We had The Rock talking trash to Triple H and Stephanie McMahon just like the good old Attitude Era days, backed up by the female Mike Tyson, UFC's Ronda Rousey, roughing up the villainous authority figures.
We got glimpses of what could have been, as Triple H vs. Sting morphed into a gloriously ridiculous Monday Night War inspired D-Generation X vs. nWo scrap. It never gets old seeing the WWF kicking WCW's ass!
Similar to how Vince McMahon always wins in his own fantasies, the patriotic American vanquished the Russian monster as usual. John Cena had to win this morality play on the grandest stage of them all.
The Undertaker laid to rest yet another misplaced soul in decisive fashion. Randy Orton RKO'd Seth Rollins for an easy three count. The Big Show was ironically booked like he was the second coming of Andre The Giant in the latter's Memorial Battle Royal, effortlessly tossing out the likes of Damien Mizdow and NXT's Hideo Itami to lift the trophy. Starting to notice a worrying pattern here?

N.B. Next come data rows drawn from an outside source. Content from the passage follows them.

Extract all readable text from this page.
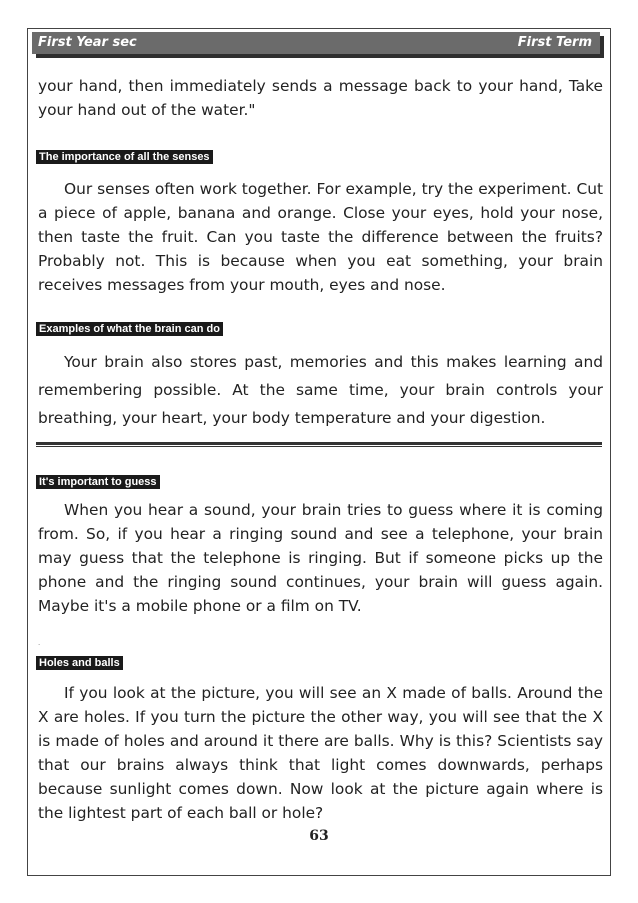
First Year sec	First Term

your hand, then immediately sends a message back to your hand, Take your hand out of the water."

The importance of all the senses

Our senses often work together. For example, try the experiment. Cut a piece of apple, banana and orange. Close your eyes, hold your nose, then taste the fruit. Can you taste the difference between the fruits? Probably not. This is because when you eat something, your brain receives messages from your mouth, eyes and nose.

Examples of what the brain can do

Your brain also stores past, memories and this makes learning and remembering possible. At the same time, your brain controls your breathing, your heart, your body temperature and your digestion.

It's important to guess

When you hear a sound, your brain tries to guess where it is coming from. So, if you hear a ringing sound and see a telephone, your brain may guess that the telephone is ringing. But if someone picks up the phone and the ringing sound continues, your brain will guess again. Maybe it's a mobile phone or a film on TV.

·
Holes and balls

If you look at the picture, you will see an X made of balls. Around the X are holes. If you turn the picture the other way, you will see that the X is made of holes and around it there are balls. Why is this? Scientists say that our brains always think that light comes downwards, perhaps because sunlight comes down. Now look at the picture again where is the lightest part of each ball or hole?

63
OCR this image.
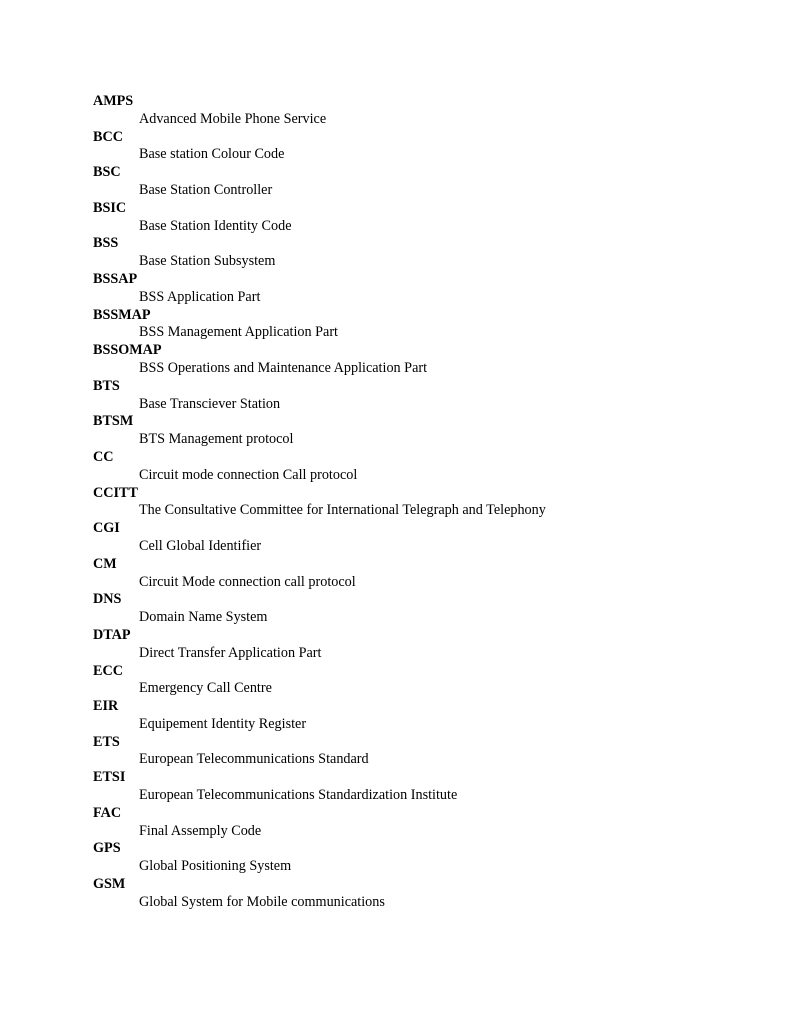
AMPS
Advanced Mobile Phone Service
BCC
Base station Colour Code
BSC
Base Station Controller
BSIC
Base Station Identity Code
BSS
Base Station Subsystem
BSSAP
BSS Application Part
BSSMAP
BSS Management Application Part
BSSOMAP
BSS Operations and Maintenance Application Part
BTS
Base Transciever Station
BTSM
BTS Management protocol
CC
Circuit mode connection Call protocol
CCITT
The Consultative Committee for International Telegraph and Telephony
CGI
Cell Global Identifier
CM
Circuit Mode connection call protocol
DNS
Domain Name System
DTAP
Direct Transfer Application Part
ECC
Emergency Call Centre
EIR
Equipement Identity Register
ETS
European Telecommunications Standard
ETSI
European Telecommunications Standardization Institute
FAC
Final Assemply Code
GPS
Global Positioning System
GSM
Global System for Mobile communications
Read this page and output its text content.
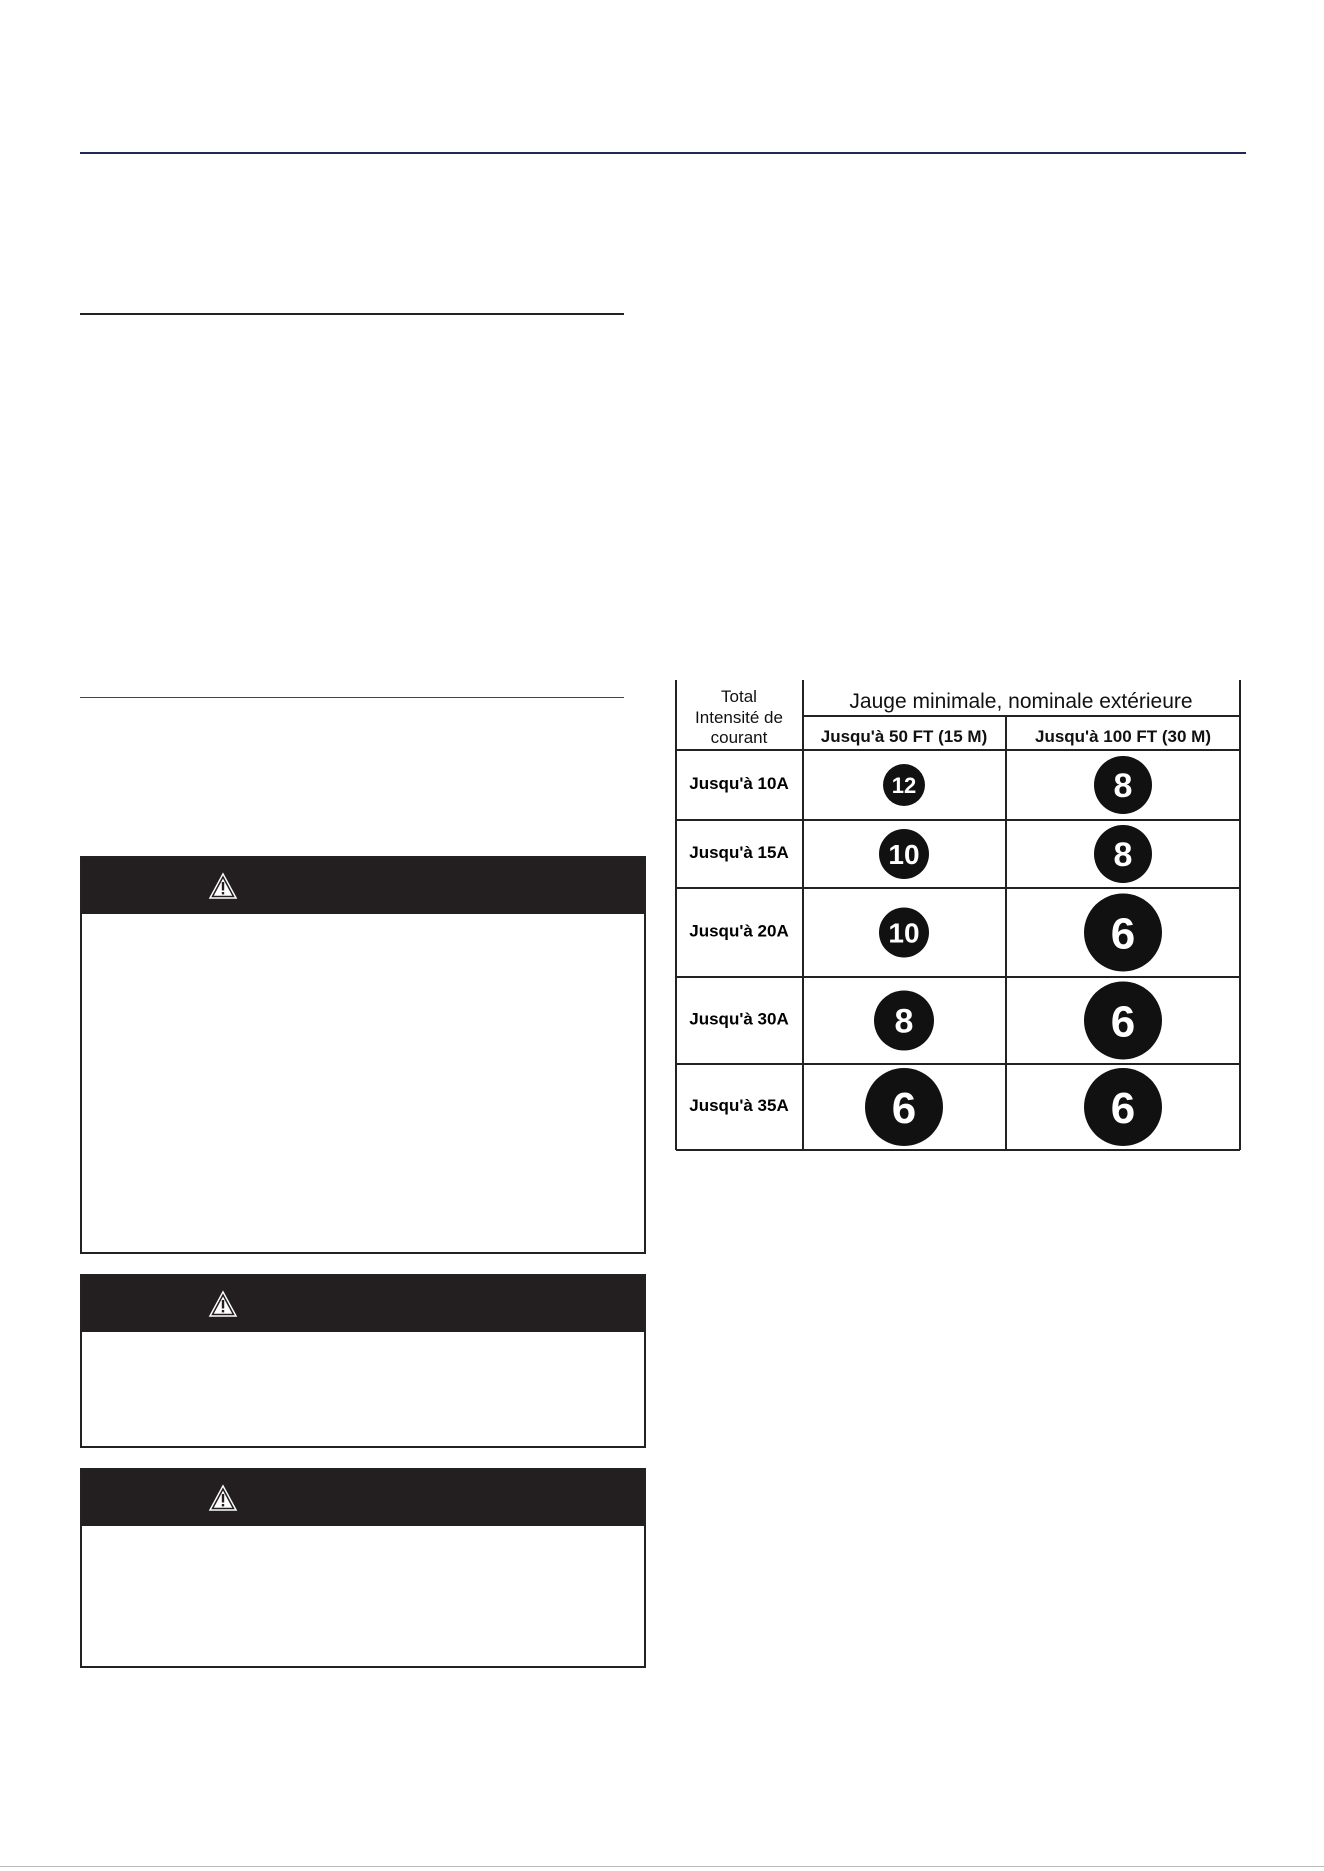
Total
Intensité de
courant
Jauge minimale, nominale extérieure
Jusqu'à 50 FT (15 M)	Jusqu'à 100 FT (30 M)
Jusqu'à 10A	12	8
Jusqu'à 15A	10	8
Jusqu'à 20A	10	6
Jusqu'à 30A	8	6
Jusqu'à 35A 6	6
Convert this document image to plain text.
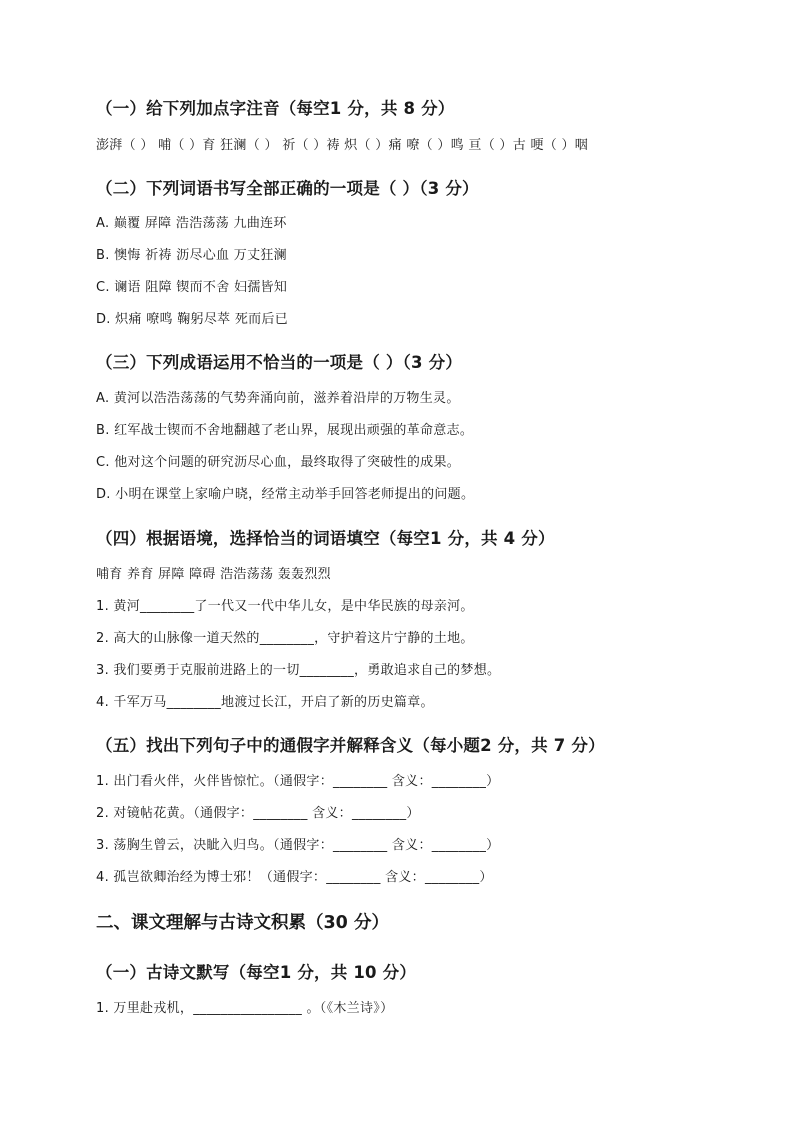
（一）给下列加点字注音（每空1 分，共 8 分）
澎湃（ ） 哺（ ）育 狂澜（ ） 祈（ ）祷 炽（ ）痛 嘹（ ）鸣 亘（ ）古 哽（ ）咽
（二）下列词语书写全部正确的一项是（ ）（3 分）
A. 巅覆 屏障 浩浩荡荡 九曲连环
B. 懊悔 祈祷 沥尽心血 万丈狂澜
C. 谰语 阻障 锲而不舍 妇孺皆知
D. 炽痛 嘹鸣 鞠躬尽萃 死而后已
（三）下列成语运用不恰当的一项是（ ）（3 分）
A. 黄河以浩浩荡荡的气势奔涌向前，滋养着沿岸的万物生灵。
B. 红军战士锲而不舍地翻越了老山界，展现出顽强的革命意志。
C. 他对这个问题的研究沥尽心血，最终取得了突破性的成果。
D. 小明在课堂上家喻户晓，经常主动举手回答老师提出的问题。
（四）根据语境，选择恰当的词语填空（每空1 分，共 4 分）
哺育 养育 屏障 障碍 浩浩荡荡 轰轰烈烈
1. 黄河________了一代又一代中华儿女，是中华民族的母亲河。
2. 高大的山脉像一道天然的________，守护着这片宁静的土地。
3. 我们要勇于克服前进路上的一切________，勇敢追求自己的梦想。
4. 千军万马________地渡过长江，开启了新的历史篇章。
（五）找出下列句子中的通假字并解释含义（每小题2 分，共 7 分）
1. 出门看火伴，火伴皆惊忙。（通假字：________ 含义：________）
2. 对镜帖花黄。（通假字：________ 含义：________）
3. 荡胸生曾云，决眦入归鸟。（通假字：________ 含义：________）
4. 孤岂欲卿治经为博士邪！（通假字：________ 含义：________）
二、课文理解与古诗文积累（30 分）
（一）古诗文默写（每空1 分，共 10 分）
1. 万里赴戎机，________________ 。（《木兰诗》）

Even in the main event, we had Brock Lesnar mauling Roman Reigns like this was the Octagon and Triple H Jr. paying homage to The Ultimate Opportunist Edge too by returning to cash in his Money In The Bank briefcase once both men had taken the beating of their lives and sneaking off with the title by pinning the younger challenger.
This booking might have been perfect if we were still in the pay-per-view era where you could make $60 million in one night with the right mainstream attraction for next year's WrestleMania, but today we're in the WWE Network era where you need to keep the casual fans subscribing for several months to the channel to get the same economic benefit. It got you hyped for a match (Rock & Rousey vs. Triple H & Stephanie) that won't happen for another twelve months and put over strongest performers that are well established, many of whom work very infrequently, whilst not doing as much as they could to create new stars and capitalise on fresh acts with momentum, who will be the ones expected to carry the house shows and Network specials for the rest of the year. This was only great long term booking if you believe in the theory that "a rising tide lifts all boats" and having more eyeballs on the product will turn everyone into bigger stars, regardless of how they are positioned or treated.
I don't blame WWE for shooting the angle, as Stephanie McMahon is the perfect heel foil for Ronda to humiliate and adding them to the Rock/Hunter mix makes this more than just a tired retread of an old feud where both men are in the exact same roles that they were in 15 years earlier. But unlike WWE's biggest and most successful celebrity angles of the past, no rising star gets any benefit from this. The only people here getting the rub are the ruling family. It will certainly draw them ratings and money, so it's not a completely vanity driven decision, but it does little for WWE's future.
The fear is that to build The Authority leaders into even stronger heels for their celebrity opponents they run even more roughshod over their babyface foes in the meantime and take up even more of the spotlight, keeping the rest of their roster pegged firmly into place. When they lose it will be satisfying for sure, but it will just be another memorable WrestleMania moment to shelve into their tape archives once it's over and do little by itself to keep people tuning in.
Another worry is that next year's WrestleMania will not just feature one nostalgia match, but a whole card full of them, as WWE doesn't have enough confidence in their current crop of stars to fill up a 100,000 seat stadium by themselves. Indeed, Dave Meltzer noted in last week's Wrestling Observer Newsletter that:
"Because they are going to need a gigantic show to fill the stadium and set what will become both the real and mythical record, the idea is that anyone who is a legend who can perform still (besides [Ric] Flair, who they'll never book because of the retirement stip) will probably be asked."
Other than the chosen few like Roman Reigns and Seth Rollins, who shouldn't get lost in the shuffle, it looks like the best most other young WWE wrestlers can hope for, once again, is a spot in the jobber battle royal, a curtain jerking four team tag match or a lazily booked multi-man ladder match. Far from an environment that you can make a name for yourself or grab the brass ring in, that's for sure.